Ozon sei ein Gas, das in Bodennähe vorkomme, so Wick. Sonneneinstrahlung, Erwärmung und Autoverkehr seien begünstigende Faktoren. Über den Mittag sei die Belastung am höchsten, in der Nacht baue sich das Gas wieder ab. Lebensgefährlich sei Ozon aber nicht. Entgehen könne man ihm in geschlossenen Räumen, in denen die Belastung nachweislich geringer sei.

«Aufenthalt im Freien vermeiden»

Doch nicht nur Ozon, auch die UV-Strahlung stellt zurzeit ein Risiko dar. Auf dem UV-Index, der von 1 (schwache Strahlung) bis 11 (extrem hohe Strahlung) reicht, sind grosse Teile des Mittellands zurzeit bei der Stufe 7 und 8. Das bedeutet, dass ein zusätzlicher Schutz etwa durch Kleidung und Sonnencreme erforderlich ist. In den Bergen und ab Höhen von etwa 3000 Metern wird zurzeit sogar der höchste Wert erreicht. «Aufenthalt im Freien möglichst vermeiden», empfiehlt der Bund bei dieser Stufe. Am Freitag dürften die Belastungen weiter steigen.

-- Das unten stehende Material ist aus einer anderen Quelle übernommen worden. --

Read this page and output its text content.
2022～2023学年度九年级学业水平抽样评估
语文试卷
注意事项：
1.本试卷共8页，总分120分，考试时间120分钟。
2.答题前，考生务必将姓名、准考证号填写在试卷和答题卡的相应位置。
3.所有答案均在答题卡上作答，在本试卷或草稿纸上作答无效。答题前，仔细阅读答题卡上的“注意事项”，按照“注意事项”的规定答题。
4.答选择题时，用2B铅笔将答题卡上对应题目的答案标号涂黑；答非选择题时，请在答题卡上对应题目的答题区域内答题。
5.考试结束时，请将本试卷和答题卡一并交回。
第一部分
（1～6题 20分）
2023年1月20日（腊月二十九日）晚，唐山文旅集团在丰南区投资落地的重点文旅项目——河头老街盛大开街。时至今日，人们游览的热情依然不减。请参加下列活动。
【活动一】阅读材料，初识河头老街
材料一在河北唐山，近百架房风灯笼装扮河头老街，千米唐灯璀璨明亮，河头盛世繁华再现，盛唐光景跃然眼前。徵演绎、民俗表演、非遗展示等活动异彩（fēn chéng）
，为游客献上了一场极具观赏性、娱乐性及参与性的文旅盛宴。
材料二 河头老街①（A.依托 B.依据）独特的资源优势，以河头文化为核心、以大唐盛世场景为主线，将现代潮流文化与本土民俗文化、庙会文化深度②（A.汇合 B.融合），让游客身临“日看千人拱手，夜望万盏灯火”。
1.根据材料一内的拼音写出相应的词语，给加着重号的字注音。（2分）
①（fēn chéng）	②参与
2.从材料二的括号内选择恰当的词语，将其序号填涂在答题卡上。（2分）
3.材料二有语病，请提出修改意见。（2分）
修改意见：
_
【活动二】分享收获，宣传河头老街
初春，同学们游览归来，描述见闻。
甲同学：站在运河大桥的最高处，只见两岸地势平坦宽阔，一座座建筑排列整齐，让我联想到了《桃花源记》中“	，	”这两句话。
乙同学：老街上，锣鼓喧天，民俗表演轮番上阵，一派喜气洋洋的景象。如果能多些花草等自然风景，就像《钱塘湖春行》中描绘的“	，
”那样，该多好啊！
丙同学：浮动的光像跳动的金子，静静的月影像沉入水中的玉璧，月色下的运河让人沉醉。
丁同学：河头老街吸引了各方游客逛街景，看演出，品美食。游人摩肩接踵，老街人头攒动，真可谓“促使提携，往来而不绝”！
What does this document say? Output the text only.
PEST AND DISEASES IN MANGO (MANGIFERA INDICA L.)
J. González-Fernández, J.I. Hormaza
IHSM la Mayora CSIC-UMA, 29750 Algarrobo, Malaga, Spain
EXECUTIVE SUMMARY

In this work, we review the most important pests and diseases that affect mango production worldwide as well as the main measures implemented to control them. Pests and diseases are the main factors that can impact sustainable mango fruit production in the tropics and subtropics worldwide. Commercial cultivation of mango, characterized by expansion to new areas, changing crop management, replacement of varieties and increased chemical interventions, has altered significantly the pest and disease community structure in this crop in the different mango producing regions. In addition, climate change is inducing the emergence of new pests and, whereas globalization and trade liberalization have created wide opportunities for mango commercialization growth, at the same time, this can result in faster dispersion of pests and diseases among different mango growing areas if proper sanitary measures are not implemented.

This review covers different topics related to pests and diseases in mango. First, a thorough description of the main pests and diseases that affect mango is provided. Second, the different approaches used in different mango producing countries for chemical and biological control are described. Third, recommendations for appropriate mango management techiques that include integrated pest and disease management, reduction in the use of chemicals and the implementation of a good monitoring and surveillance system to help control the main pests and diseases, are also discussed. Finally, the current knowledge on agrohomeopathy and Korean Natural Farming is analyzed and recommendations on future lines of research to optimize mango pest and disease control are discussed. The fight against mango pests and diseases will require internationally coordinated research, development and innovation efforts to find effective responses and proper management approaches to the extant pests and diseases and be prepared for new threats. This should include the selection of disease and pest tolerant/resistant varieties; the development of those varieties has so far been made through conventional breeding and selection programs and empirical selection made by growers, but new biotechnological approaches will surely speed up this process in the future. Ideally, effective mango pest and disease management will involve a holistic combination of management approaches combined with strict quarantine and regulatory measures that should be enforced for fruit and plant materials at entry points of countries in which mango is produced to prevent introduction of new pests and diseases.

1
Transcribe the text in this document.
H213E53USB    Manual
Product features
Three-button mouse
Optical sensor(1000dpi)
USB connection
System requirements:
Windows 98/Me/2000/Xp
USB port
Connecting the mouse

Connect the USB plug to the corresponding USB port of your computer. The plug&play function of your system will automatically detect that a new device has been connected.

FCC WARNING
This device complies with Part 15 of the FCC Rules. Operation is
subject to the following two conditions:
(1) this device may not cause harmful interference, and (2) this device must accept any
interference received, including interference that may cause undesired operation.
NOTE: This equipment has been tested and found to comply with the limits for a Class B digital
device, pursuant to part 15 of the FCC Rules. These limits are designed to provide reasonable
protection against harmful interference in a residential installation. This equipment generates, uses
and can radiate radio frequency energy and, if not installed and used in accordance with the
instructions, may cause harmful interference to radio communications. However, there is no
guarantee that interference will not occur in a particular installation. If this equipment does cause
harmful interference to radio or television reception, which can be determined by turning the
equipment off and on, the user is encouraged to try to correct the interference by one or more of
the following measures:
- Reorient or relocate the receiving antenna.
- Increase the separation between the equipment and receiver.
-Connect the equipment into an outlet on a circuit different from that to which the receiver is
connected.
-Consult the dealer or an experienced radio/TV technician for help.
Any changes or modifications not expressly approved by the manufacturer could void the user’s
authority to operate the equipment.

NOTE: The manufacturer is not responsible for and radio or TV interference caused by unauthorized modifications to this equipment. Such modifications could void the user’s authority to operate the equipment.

«Im Hochgebirge ist die Belastung höher, weil der Schnee die Strahlung reflektiert und die Strahlung durch die dünnere Atmosphäre weniger gefiltert wird», sagt Meteorologe Peter Wick. Wichtig sei, die richtige und genug starke Sonnencreme zu verwenden. Das sei je nach Hauttyp verschieden. Kleine Kinder und Bergsteiger müssten besonders auf sich achtgeben.

«Kinder sollten schon am Morgen eingeschmiert werden», sagt Wick. Dieser Tage sei die UV-Strahlung zudem am höchsten, weil der Weg der Strahlung durch die schützende Atmosphäre am kürzesten sei.

Das tun Kantone gegen das Ozon

Der Kanton Tessin hat wegen der hohen Ozonbelastung ein Tempolimit von 80 km/h auf den Autobahnen verhängt. Auf diese Massnahme setzte in Vergangenheit auch der Kanton Graubünden. Soweit dürfte es aber nicht kommen. Die aktuellen Bedingungen mit hohen Temperaturen und viel Sonneneinstrahlung begünstigten zwar die Ozonbildung, und hinzu kämen die ausbleibenden Gewitter, sagt Hanspeter Lötscher vom Amt für Natur und Umwelt. «Die Belastung dürfte jedoch nicht mehr gross ansteigen». Insgesamt hätten die Ozon-Belastungen in den letzten Jahren stark abgenommen. Die meisten Autos seien sauberer geworden und würden viel weniger Stickoxide ausstossen. Sie seien nur noch wegen der grossen Anzahl ein Problem. Auch in der Indsutrie und im Gewerbe seien viele Massnahmen umgesetzt worden, so Lötscher. «Trotz all diesen Massnahmen ist nötig, weitere Massnahmen zu treffen, um die Ozonbelastung langfristig zu reduzieren.»